#LockdownDiary – One of many – Day 32
The idea of a collection of daily words describing how you felt for 30 days of social distancing and isolation feels really meaningful to me and something that I think I’d really appreciate having in 10 years. Think outside the box of what you might typically write!— NaNoWriMo (@NaNoWriMo) March 31, 2020
I get out of bed and quietly sneak in the study. I hastily draw a birthday card to the best of my abilities before heading to the kitchen. I warm up the oven and place the frozen croissants inside. I prepare a coffee unsure I’m dosing it properly. While it brews, I attempt to froth the milk by hand but only succeed in creating a thin layer of bubbles that disappear as soon as I pour the coffee on it. I shrug. A latte will have to do.
I place the cup on a wooden tray and check on the croissants. The skin is crumbing under my touch. I take the pastry out of the oven. One goes on the tray by the coffee and yogurt topped with warmed up berries, the other goes on my plate.
I balance the birthday card between the food and slowly climb up the stairs. At the top, I began to sing happy birthday. My partner smiles at the silliness of it all. I am determined to keep her smiling throughout the day.
She doesn’t say but I know she is thinking about Scotland. We should have awaken in a glorified shed half an hour from the sea in Dumfries and Galloway today. We would have lazed in bed before heading out, exploring a small corner of Scotland. Instead we’re home.

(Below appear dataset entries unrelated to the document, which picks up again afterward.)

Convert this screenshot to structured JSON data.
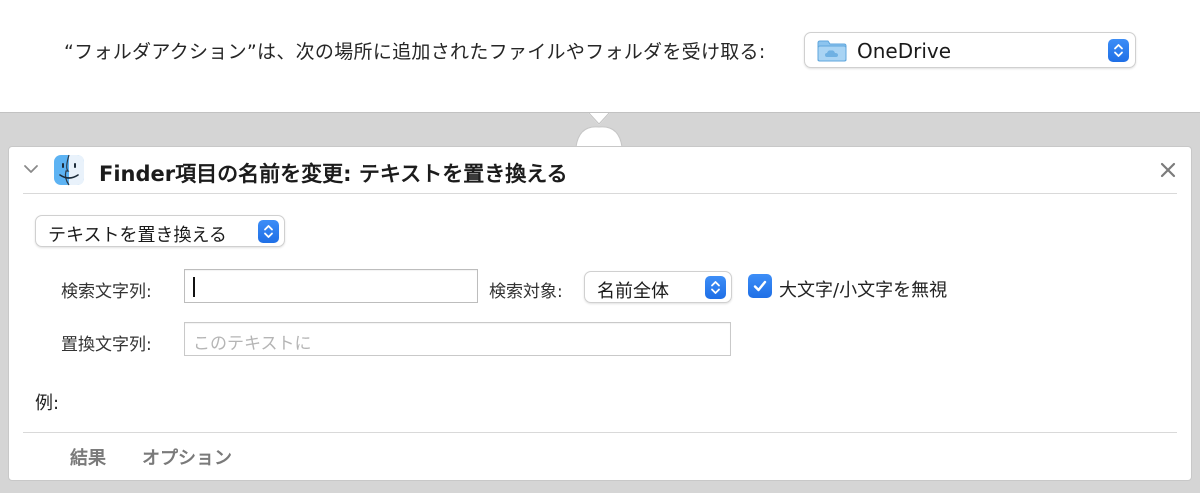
{
  "top_bar": {
    "prompt": "“フォルダアクション”は、次の場所に追加されたファイルやフォルダを受け取る:",
    "folder_select": {
      "value": "OneDrive",
      "icon": "folder-cloud-icon"
    }
  },
  "action": {
    "title": "Finder項目の名前を変更: テキストを置き換える",
    "mode_select": "テキストを置き換える",
    "search_label": "検索文字列:",
    "search_value": "",
    "target_label": "検索対象:",
    "target_select": "名前全体",
    "ignore_case_label": "大文字/小文字を無視",
    "ignore_case_checked": true,
    "replace_label": "置換文字列:",
    "replace_placeholder": "このテキストに",
    "example_label": "例:",
    "footer_tabs": [
      "結果",
      "オプション"
    ]
  },
  "colors": {
    "accent": "#2a7ff0",
    "background": "#d5d5d5",
    "folder": "#7fbbe8"
  }
}
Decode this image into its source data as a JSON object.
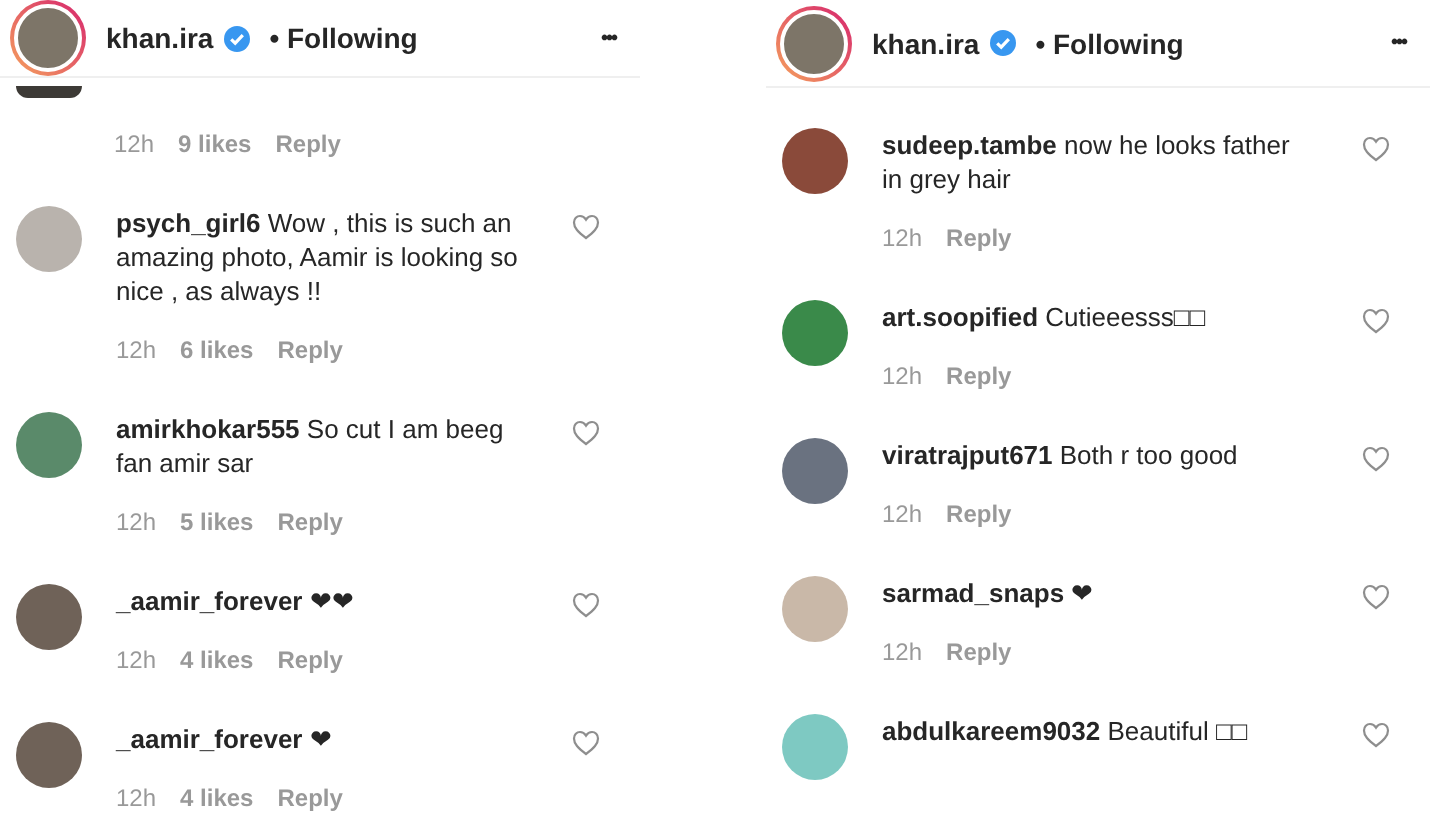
{
  "panels": [
    {
      "header": {
        "username": "khan.ira",
        "verified": true,
        "follow_status": "• Following",
        "more": "•••"
      },
      "comments": [
        {
          "kind": "continued",
          "time": "12h",
          "likes": "9 likes",
          "reply": "Reply"
        },
        {
          "kind": "comment",
          "user": "psych_girl6",
          "text": "Wow , this is such an amazing photo, Aamir is looking so nice , as always !!",
          "time": "12h",
          "likes": "6 likes",
          "reply": "Reply"
        },
        {
          "kind": "comment",
          "user": "amirkhokar555",
          "text": "So cut I am beeg fan amir sar",
          "time": "12h",
          "likes": "5 likes",
          "reply": "Reply"
        },
        {
          "kind": "comment",
          "user": "_aamir_forever",
          "text": "❤❤",
          "time": "12h",
          "likes": "4 likes",
          "reply": "Reply"
        },
        {
          "kind": "comment",
          "user": "_aamir_forever",
          "text": "❤",
          "time": "12h",
          "likes": "4 likes",
          "reply": "Reply"
        }
      ]
    },
    {
      "header": {
        "username": "khan.ira",
        "verified": true,
        "follow_status": "• Following",
        "more": "•••"
      },
      "comments": [
        {
          "kind": "comment",
          "user": "sudeep.tambe",
          "text": "now he looks father in grey hair",
          "time": "12h",
          "reply": "Reply"
        },
        {
          "kind": "comment",
          "user": "art.soopified",
          "text": "Cutieeesss□□",
          "time": "12h",
          "reply": "Reply"
        },
        {
          "kind": "comment",
          "user": "viratrajput671",
          "text": "Both r too good",
          "time": "12h",
          "reply": "Reply"
        },
        {
          "kind": "comment",
          "user": "sarmad_snaps",
          "text": "❤",
          "time": "12h",
          "reply": "Reply"
        },
        {
          "kind": "comment",
          "user": "abdulkareem9032",
          "text": "Beautiful □□"
        }
      ]
    }
  ]
}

First helpings finished, my partner warms a second croissant and attempts to make a cappuccino. She comes back with a latte too. I remind myself to try fixing our frother before the end of the week-end.
We laze about until lunchtime. We fail again at baking an acceptable flat bread and both come to the conclusion that bread making is just not for us. In truth, neither of us can truly be bothered about it. We get the oatcakes out and lay out a frugal lunch of beetroots and halloumi on the coffee table. Murder, She Wrote is on television. We vaguely follow Jessica Fletcher’s adventures as we play a game of rummikub.
The sun is lowering in the sky, casting long shadows in our garden and hitting the living room windows. We decide to head outside. We walk for a while, doing laps of the parks we know so well now. I miss the sea, the rolling of the waves, and the hissing of the foam on the sand but I am satisfied with the rustle of the winds in the leaves, and the dappled light on the grass. On the way home we spot a row of plants in plastic cups. ‘Free plants’ the sign behind says. We grab one, unsure of what it is but happy to receive a gift.
Back home we prepare an apéritif, playing cards while listening to music. Dinner soon follows accompanied by a Hollywood comedy I find surprisingly good. We fill our glasses with wine one last time as the film approaches its final climax. The last scene over, my partner heads to bed while I clean the kitchen. The banana bread I baked an hour earlier has cooled enough to be eaten by now. I cut a small slice, pop a candle in, and climb the stairs. I switch every light off and begin chanting the birthday song again. My partner blows the candle in bed and I whisper ‘happy birthday’ one last time.